On more than one occasion, I have mistakenly used the `color` aesthetic when I meant to use the `fill` aesthetic and visa versa. This is just one of those things that you have to memorize and use repeatedly until you completely remember the difference.

Bar chart variations

Now that I’ve shown you how to make a simple bar chart, and shown you how to make some simple color modifications, let’s take a look at some variations of the bar chart.

We’ll look at the:

• horizontal bar chart
• stacked bar chart
• 100% stacked bar chart

Horizontal bar chart

In `ggplot2`, it’s very easy to create a horizontal bar chart. To do this, just add the code `coord_flip()` after your bar chart code (and don’t forget the `+` sign).

```# HORIZONTAL BAR CHART
ggplot(data = Arthritis, aes(x = Sex)) +
geom_bar() +
coord_flip()
```

`coord_flip()` does exactly what it sounds like it does: it “flips” the coordinates.

In this case, it is taking the x-axis and “flipping” it to the position typically occupied by the y-axis (and visa versa).

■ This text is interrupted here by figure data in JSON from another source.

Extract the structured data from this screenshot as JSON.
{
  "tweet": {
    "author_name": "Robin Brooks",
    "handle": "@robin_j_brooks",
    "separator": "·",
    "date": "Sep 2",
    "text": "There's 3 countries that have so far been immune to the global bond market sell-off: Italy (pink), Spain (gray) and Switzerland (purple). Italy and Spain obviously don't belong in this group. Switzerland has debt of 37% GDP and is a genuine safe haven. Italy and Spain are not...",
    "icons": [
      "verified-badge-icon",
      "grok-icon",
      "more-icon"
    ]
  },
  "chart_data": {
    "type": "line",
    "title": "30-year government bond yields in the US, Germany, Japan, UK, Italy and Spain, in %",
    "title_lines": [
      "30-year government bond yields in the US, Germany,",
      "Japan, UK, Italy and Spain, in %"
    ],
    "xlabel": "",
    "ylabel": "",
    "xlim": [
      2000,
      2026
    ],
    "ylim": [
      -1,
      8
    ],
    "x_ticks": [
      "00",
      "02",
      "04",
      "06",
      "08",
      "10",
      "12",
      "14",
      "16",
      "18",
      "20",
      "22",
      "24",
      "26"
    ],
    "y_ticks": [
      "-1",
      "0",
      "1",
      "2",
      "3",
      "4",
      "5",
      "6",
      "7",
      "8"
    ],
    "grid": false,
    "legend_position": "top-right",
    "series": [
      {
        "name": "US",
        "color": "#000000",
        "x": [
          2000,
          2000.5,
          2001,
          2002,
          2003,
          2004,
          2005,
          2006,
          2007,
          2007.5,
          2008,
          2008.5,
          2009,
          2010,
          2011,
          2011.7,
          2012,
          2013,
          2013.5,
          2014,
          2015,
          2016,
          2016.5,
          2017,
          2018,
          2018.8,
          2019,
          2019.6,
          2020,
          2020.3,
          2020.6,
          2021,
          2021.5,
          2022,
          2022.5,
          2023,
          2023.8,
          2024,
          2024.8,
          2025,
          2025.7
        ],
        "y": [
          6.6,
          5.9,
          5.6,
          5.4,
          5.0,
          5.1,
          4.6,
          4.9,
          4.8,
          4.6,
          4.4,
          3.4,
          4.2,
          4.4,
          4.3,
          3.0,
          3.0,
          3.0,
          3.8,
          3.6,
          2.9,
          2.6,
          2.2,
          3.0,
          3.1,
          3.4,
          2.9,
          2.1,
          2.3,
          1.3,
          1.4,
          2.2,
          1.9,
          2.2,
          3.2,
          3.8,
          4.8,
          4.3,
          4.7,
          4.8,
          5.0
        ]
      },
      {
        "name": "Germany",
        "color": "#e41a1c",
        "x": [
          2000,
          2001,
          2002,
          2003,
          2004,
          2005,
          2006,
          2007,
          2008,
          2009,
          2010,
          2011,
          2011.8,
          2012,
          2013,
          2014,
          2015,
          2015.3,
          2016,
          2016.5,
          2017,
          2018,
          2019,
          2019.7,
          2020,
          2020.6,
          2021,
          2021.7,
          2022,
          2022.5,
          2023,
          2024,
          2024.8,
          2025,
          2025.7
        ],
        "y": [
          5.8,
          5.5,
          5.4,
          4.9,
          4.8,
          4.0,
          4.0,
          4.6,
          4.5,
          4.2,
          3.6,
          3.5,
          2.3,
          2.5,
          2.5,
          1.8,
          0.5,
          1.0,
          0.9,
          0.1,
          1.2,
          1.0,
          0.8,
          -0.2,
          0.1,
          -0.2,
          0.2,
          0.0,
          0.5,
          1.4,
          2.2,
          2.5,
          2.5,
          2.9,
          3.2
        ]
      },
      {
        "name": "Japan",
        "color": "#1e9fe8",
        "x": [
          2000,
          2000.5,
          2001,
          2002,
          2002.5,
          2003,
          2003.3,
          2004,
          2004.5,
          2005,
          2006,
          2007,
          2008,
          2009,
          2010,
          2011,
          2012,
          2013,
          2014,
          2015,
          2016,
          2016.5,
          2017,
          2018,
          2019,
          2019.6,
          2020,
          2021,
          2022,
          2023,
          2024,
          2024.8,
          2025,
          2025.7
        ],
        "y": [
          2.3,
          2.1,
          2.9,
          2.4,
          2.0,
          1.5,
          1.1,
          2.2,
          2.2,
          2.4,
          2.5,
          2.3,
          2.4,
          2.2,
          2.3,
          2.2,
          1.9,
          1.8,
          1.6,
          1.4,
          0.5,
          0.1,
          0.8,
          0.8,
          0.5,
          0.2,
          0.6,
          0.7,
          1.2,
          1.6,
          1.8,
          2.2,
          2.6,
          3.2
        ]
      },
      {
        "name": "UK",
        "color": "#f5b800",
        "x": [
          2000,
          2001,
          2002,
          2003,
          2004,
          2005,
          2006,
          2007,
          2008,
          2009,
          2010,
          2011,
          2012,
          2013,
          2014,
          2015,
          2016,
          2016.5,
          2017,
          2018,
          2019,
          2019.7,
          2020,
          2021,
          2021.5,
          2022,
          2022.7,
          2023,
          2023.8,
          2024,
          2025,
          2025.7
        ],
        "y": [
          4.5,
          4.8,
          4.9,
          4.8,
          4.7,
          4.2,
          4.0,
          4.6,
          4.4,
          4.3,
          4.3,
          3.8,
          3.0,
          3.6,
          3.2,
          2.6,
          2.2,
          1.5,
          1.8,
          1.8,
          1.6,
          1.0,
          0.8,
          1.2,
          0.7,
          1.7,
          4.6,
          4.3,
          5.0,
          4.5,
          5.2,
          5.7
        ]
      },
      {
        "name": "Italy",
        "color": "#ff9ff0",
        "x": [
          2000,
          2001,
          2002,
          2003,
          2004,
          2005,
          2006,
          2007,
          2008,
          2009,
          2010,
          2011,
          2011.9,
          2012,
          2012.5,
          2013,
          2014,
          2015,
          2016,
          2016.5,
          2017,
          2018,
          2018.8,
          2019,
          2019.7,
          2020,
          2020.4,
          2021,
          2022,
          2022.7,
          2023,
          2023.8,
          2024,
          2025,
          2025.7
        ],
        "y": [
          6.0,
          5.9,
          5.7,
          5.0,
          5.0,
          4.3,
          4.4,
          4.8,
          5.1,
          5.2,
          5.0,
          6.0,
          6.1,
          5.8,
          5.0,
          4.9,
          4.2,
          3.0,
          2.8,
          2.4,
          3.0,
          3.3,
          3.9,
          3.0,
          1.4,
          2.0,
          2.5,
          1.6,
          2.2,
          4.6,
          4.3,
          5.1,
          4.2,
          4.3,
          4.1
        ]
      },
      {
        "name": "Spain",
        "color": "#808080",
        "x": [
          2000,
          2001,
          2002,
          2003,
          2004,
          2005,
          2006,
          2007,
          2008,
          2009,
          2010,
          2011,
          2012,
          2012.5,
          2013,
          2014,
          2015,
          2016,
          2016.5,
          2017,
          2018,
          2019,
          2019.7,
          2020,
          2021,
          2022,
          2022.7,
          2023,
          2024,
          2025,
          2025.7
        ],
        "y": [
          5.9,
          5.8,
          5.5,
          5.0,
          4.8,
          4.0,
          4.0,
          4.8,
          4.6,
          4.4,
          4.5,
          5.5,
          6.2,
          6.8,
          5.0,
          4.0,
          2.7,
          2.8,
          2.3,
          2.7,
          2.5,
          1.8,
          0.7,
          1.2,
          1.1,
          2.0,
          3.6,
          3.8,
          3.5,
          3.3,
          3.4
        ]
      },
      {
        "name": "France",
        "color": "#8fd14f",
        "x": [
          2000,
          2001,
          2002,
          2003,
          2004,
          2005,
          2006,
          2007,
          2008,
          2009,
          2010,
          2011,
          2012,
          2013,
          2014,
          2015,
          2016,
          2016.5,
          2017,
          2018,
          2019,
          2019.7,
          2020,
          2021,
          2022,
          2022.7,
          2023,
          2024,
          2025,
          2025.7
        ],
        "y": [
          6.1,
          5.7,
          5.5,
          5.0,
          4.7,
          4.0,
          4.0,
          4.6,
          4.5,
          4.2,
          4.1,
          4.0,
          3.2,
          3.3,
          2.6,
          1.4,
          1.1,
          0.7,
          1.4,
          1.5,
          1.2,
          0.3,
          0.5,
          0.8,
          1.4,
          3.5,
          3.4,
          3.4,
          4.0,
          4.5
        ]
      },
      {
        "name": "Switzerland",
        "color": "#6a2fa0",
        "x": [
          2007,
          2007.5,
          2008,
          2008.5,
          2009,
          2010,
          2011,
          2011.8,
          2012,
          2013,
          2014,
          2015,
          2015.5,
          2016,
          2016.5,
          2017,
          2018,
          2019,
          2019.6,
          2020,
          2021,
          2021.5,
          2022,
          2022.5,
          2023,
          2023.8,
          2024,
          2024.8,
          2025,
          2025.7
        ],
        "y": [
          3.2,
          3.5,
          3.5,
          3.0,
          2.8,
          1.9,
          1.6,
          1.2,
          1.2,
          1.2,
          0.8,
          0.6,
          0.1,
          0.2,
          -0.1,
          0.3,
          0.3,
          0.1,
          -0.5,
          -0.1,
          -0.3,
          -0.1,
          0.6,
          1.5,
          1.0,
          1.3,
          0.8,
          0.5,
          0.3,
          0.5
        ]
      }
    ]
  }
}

By the way, this is one of the reasons that I love `ggplot2`. In many cases, making modifications to a chart can be accomplished by calling a new function in addition to the original code. The different functions of `ggplot2` work like LEGO building blocks that you can “stack up.” This enables you to build plots itteratively, building your code one line at a time.

Stacked bar chart

Now, let’s make a stacked bar chart.

The staked bar is a pretty simple variation of the basic bar chart.

To create it, just map a categorical variable to the `fill` aesthetic.

```library(vcd)

ggplot(data = Arthritis, aes(x = Treatment)) +
geom_bar(aes(fill = Improved))
```

This is almost exactly the same as code for a simple bar chart. We’ve specified our dataframe with the `data` parameter, and we’ve mapped a categorical variable, `Treatment`, to the x-axis.

But notice that inside of geom_bar, we have another call to the `aes()` function. There, inside of the `aes()` function, we’ve mapped another categorical variable, `Improved`, to the `fill` aesthetic.

What this is doing is it’s “filling in” the bars according to the number of the records for each category of `Improved`.

Note that this does not change the total length of the bar. It’s just dividing up the bar according to a second categorical variable. This enables us to see the proportion of observations that belong to a particular category, within the original category.

100% stacked bar chart

Now let’s do a variation of the stacked bar. Here, we’ll create a 100% stacked bar.

The 100% stacked bar is very similar to the stacked bar, but instead of the length of the bar corresponding to the number of records, it “fills in” the whole axis.

```ggplot(data = Arthritis, aes(x = Treatment)) +
geom_bar(aes(fill = Improved), position = "fill")

```

Here, you can see that the length of each bar extends along the entire length of the y-axis. The bars “fill in” the plot area.

Syntactically, we are doing this with a small snippet of code: `position = "fill"`.

Notice though that this is otherwise identical to the code for the stacked bar chart. Again, this is one of the benefits of using `ggplot2`. One simple modification enables you to change the chart from a stacked bar chart to a 100% stacked bar chart.